All the departments had booths staffed by students and professors with demos to represent the 12 engineering majors. Arriving bright and early with my laptop, my Emotiv EPOC EEG headset, and ISAAC the A.R. Parrot Drone 2.0, I saw a huge swarm of parents and middle school students surrounding Gampel. Confused, I just stood in the swarm with them for a few minutes, not aware that I could have entered early to set up. "Is that a drone? Cool!", one of the strangers said as I awkwardly stood around waiting to be let into the building. I knew the demo was going to be a showstopper -- if it worked.
Finally gaining entry, I greeted the professors at my booth and began to set up my demo. Getting the EPOC saturated with saline and fixed on my head, I loaded up the Emotiv SDK and the Java program to communicate between the SDK and ISAAC. After confirming everything was good to go, I tried to relax, surveying the large crowd that had swarmed into the building in the meantime. Walking around Gampel with my nerd gear, I got a few intrigued and many more puzzled looks from spectators and fellow Huskies.
This was actually a bigger event than I was expecting
After the introduction and welcoming address to the young inventors, people were free to walk around and check out the displays set up by SoE. As I didn't have much room on the small table, I tried moving off to the side of the booth to fly ISAAC. Curious people gathered around, probably confused at the bizarre contraption clamped to my skull. Although not without some struggle, I was able to get it to fly. There seemed to be random instances in which one of the many components I rely on to communicate with each other for a flawless demo decided to not participate in the baton-passing of the data.

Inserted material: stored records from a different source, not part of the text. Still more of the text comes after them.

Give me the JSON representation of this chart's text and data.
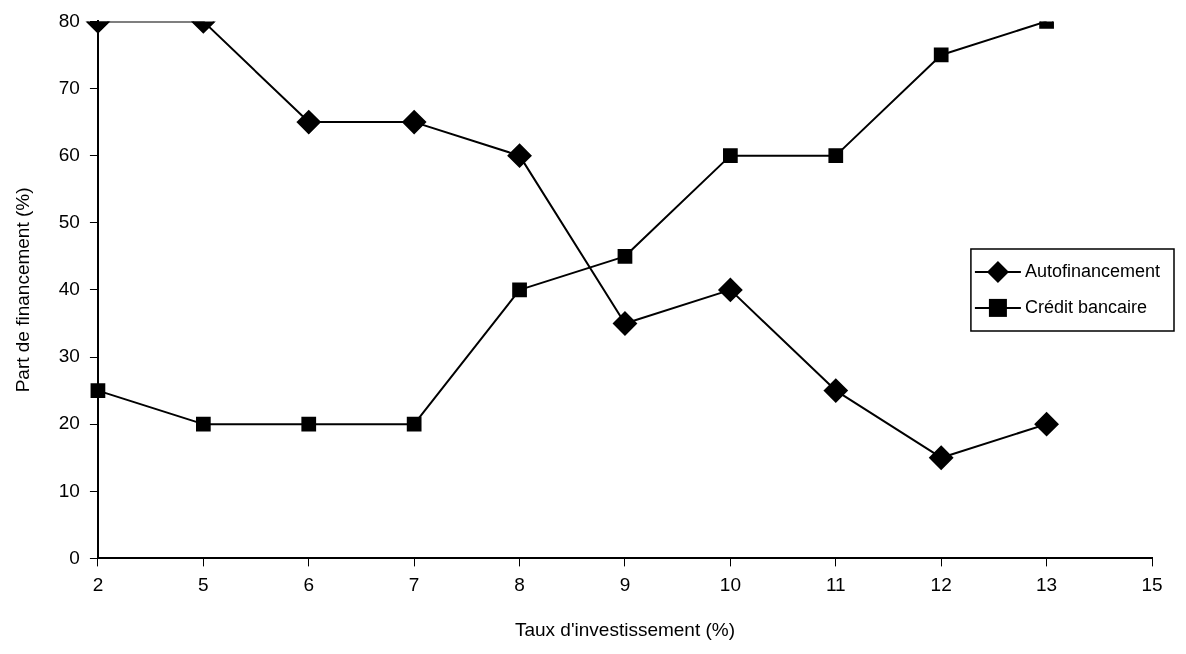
{
  "chart_data": {
    "type": "line",
    "xlabel": "Taux d'investissement (%)",
    "ylabel": "Part de financement (%)",
    "categories": [
      "2",
      "5",
      "6",
      "7",
      "8",
      "9",
      "10",
      "11",
      "12",
      "13",
      "15"
    ],
    "series": [
      {
        "name": "Autofinancement",
        "color": "#000000",
        "marker": "diamond",
        "values": [
          80,
          80,
          65,
          65,
          60,
          35,
          40,
          25,
          15,
          20,
          null
        ]
      },
      {
        "name": "Crédit bancaire",
        "color": "#000000",
        "marker": "square",
        "values": [
          25,
          20,
          20,
          20,
          40,
          45,
          60,
          60,
          75,
          80,
          null
        ]
      }
    ],
    "ylim": [
      0,
      80
    ],
    "yticks": [
      0,
      10,
      20,
      30,
      40,
      50,
      60,
      70,
      80
    ],
    "grid": false,
    "legend": "right",
    "line_style": "solid"
  }
}
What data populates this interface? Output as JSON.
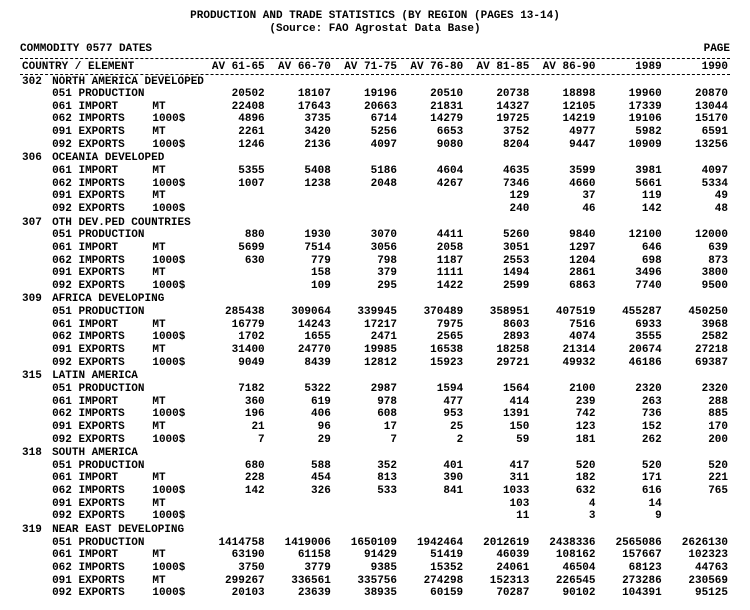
{
  "title_line1": "PRODUCTION AND TRADE STATISTICS (BY REGION (PAGES 13-14)",
  "title_line2": "(Source: FAO Agrostat Data Base)",
  "commodity": "COMMODITY 0577  DATES",
  "page_label": "PAGE",
  "col_header_left": "COUNTRY / ELEMENT",
  "periods": [
    "AV 61-65",
    "AV 66-70",
    "AV 71-75",
    "AV 76-80",
    "AV 81-85",
    "AV 86-90",
    "1989",
    "1990"
  ],
  "elements": [
    {
      "code": "051",
      "label": "PRODUCTION",
      "unit": ""
    },
    {
      "code": "061",
      "label": "IMPORT",
      "unit": "MT"
    },
    {
      "code": "062",
      "label": "IMPORTS",
      "unit": "1000$"
    },
    {
      "code": "091",
      "label": "EXPORTS",
      "unit": "MT"
    },
    {
      "code": "092",
      "label": "EXPORTS",
      "unit": "1000$"
    }
  ],
  "regions": [
    {
      "code": "302",
      "name": "NORTH AMERICA DEVELOPED",
      "rows": [
        [
          "20502",
          "18107",
          "19196",
          "20510",
          "20738",
          "18898",
          "19960",
          "20870"
        ],
        [
          "22408",
          "17643",
          "20663",
          "21831",
          "14327",
          "12105",
          "17339",
          "13044"
        ],
        [
          "4896",
          "3735",
          "6714",
          "14279",
          "19725",
          "14219",
          "19106",
          "15170"
        ],
        [
          "2261",
          "3420",
          "5256",
          "6653",
          "3752",
          "4977",
          "5982",
          "6591"
        ],
        [
          "1246",
          "2136",
          "4097",
          "9080",
          "8204",
          "9447",
          "10909",
          "13256"
        ]
      ]
    },
    {
      "code": "306",
      "name": "OCEANIA DEVELOPED",
      "rows": [
        null,
        [
          "5355",
          "5408",
          "5186",
          "4604",
          "4635",
          "3599",
          "3981",
          "4097"
        ],
        [
          "1007",
          "1238",
          "2048",
          "4267",
          "7346",
          "4660",
          "5661",
          "5334"
        ],
        [
          "",
          "",
          "",
          "",
          "129",
          "37",
          "119",
          "49"
        ],
        [
          "",
          "",
          "",
          "",
          "240",
          "46",
          "142",
          "48"
        ]
      ]
    },
    {
      "code": "307",
      "name": "OTH DEV.PED COUNTRIES",
      "rows": [
        [
          "880",
          "1930",
          "3070",
          "4411",
          "5260",
          "9840",
          "12100",
          "12000"
        ],
        [
          "5699",
          "7514",
          "3056",
          "2058",
          "3051",
          "1297",
          "646",
          "639"
        ],
        [
          "630",
          "779",
          "798",
          "1187",
          "2553",
          "1204",
          "698",
          "873"
        ],
        [
          "",
          "158",
          "379",
          "1111",
          "1494",
          "2861",
          "3496",
          "3800"
        ],
        [
          "",
          "109",
          "295",
          "1422",
          "2599",
          "6863",
          "7740",
          "9500"
        ]
      ]
    },
    {
      "code": "309",
      "name": "AFRICA DEVELOPING",
      "rows": [
        [
          "285438",
          "309064",
          "339945",
          "370489",
          "358951",
          "407519",
          "455287",
          "450250"
        ],
        [
          "16779",
          "14243",
          "17217",
          "7975",
          "8603",
          "7516",
          "6933",
          "3968"
        ],
        [
          "1702",
          "1655",
          "2471",
          "2565",
          "2893",
          "4074",
          "3555",
          "2582"
        ],
        [
          "31400",
          "24770",
          "19985",
          "16538",
          "18258",
          "21314",
          "20674",
          "27218"
        ],
        [
          "9049",
          "8439",
          "12812",
          "15923",
          "29721",
          "49932",
          "46186",
          "69387"
        ]
      ]
    },
    {
      "code": "315",
      "name": "LATIN AMERICA",
      "rows": [
        [
          "7182",
          "5322",
          "2987",
          "1594",
          "1564",
          "2100",
          "2320",
          "2320"
        ],
        [
          "360",
          "619",
          "978",
          "477",
          "414",
          "239",
          "263",
          "288"
        ],
        [
          "196",
          "406",
          "608",
          "953",
          "1391",
          "742",
          "736",
          "885"
        ],
        [
          "21",
          "96",
          "17",
          "25",
          "150",
          "123",
          "152",
          "170"
        ],
        [
          "7",
          "29",
          "7",
          "2",
          "59",
          "181",
          "262",
          "200"
        ]
      ]
    },
    {
      "code": "318",
      "name": "SOUTH AMERICA",
      "rows": [
        [
          "680",
          "588",
          "352",
          "401",
          "417",
          "520",
          "520",
          "520"
        ],
        [
          "228",
          "454",
          "813",
          "390",
          "311",
          "182",
          "171",
          "221"
        ],
        [
          "142",
          "326",
          "533",
          "841",
          "1033",
          "632",
          "616",
          "765"
        ],
        [
          "",
          "",
          "",
          "",
          "103",
          "4",
          "14",
          ""
        ],
        [
          "",
          "",
          "",
          "",
          "11",
          "3",
          "9",
          ""
        ]
      ]
    },
    {
      "code": "319",
      "name": "NEAR EAST DEVELOPING",
      "rows": [
        [
          "1414758",
          "1419006",
          "1650109",
          "1942464",
          "2012619",
          "2438336",
          "2565086",
          "2626130"
        ],
        [
          "63190",
          "61158",
          "91429",
          "51419",
          "46039",
          "108162",
          "157667",
          "102323"
        ],
        [
          "3750",
          "3779",
          "9385",
          "15352",
          "24061",
          "46504",
          "68123",
          "44763"
        ],
        [
          "299267",
          "336561",
          "335756",
          "274298",
          "152313",
          "226545",
          "273286",
          "230569"
        ],
        [
          "20103",
          "23639",
          "38935",
          "60159",
          "70287",
          "90102",
          "104391",
          "95125"
        ]
      ]
    }
  ]
}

Displeased with these occurrences, I tried to investigate the cause as the size of the crowd tapered down. Sure enough, I was randomly getting disconnected to the SDK for seemingly no reason, now seemingly permanently as restarting the program and the headset didn't fix the issue. I was told that I didn't have to stick around since the demo wasn't working but I stubbornly refused. "How is this possible? Is this thing almost dead? I just charged it last night!" Of course I didn't have the charger with me either, so I had to run back to my dorm to grab it. And of course that meant venturing out into daylight looking like an escaped science experiment test subject.
However, retrieving the charger and plugging it into the headset for a few minutes didn't do anything, there was nothing wrong with the amount of charge remaining. Confused, I asked one of the professors what could possibly be at fault. The most probable culprit? Interference.
The EPOC communicates to the SDK over Bluetooth. As crowds gathered which contained people wearing Bluetooth headsets and people that possibly unknowingly had Bluetooth enabled on their phone, my connection to the computer would cut out and all the sensors would go black on the display. Sometimes relocating my demo would solve the problem. In one instance I herded a flock of roughly 20 people over to a wide open space and successfully flew ISAAC with the headset and received a round of applause.
Repping for the CSE departmentAfter discovering the issue, we asked spectators to disable Bluetooth to reduce interference possibilities. The result was a larger frequency of successful demos. Many visitors took pictures and congratulated me on the project. I was even asked to do an interview for an article from the executive editor of a magazine -- all which wouldn't have ever happened had I decided to abandon ship the instant things decided to go south. Times like this I'm thankful for my stubbornness.
Overall, it was a huge success. Many people were (*Three Dog voice from Fallout 3*) astounded, bedazzled, and otherwise stupefied. Hopefully I had a positive impact on a lot of kids that might be considering engineering.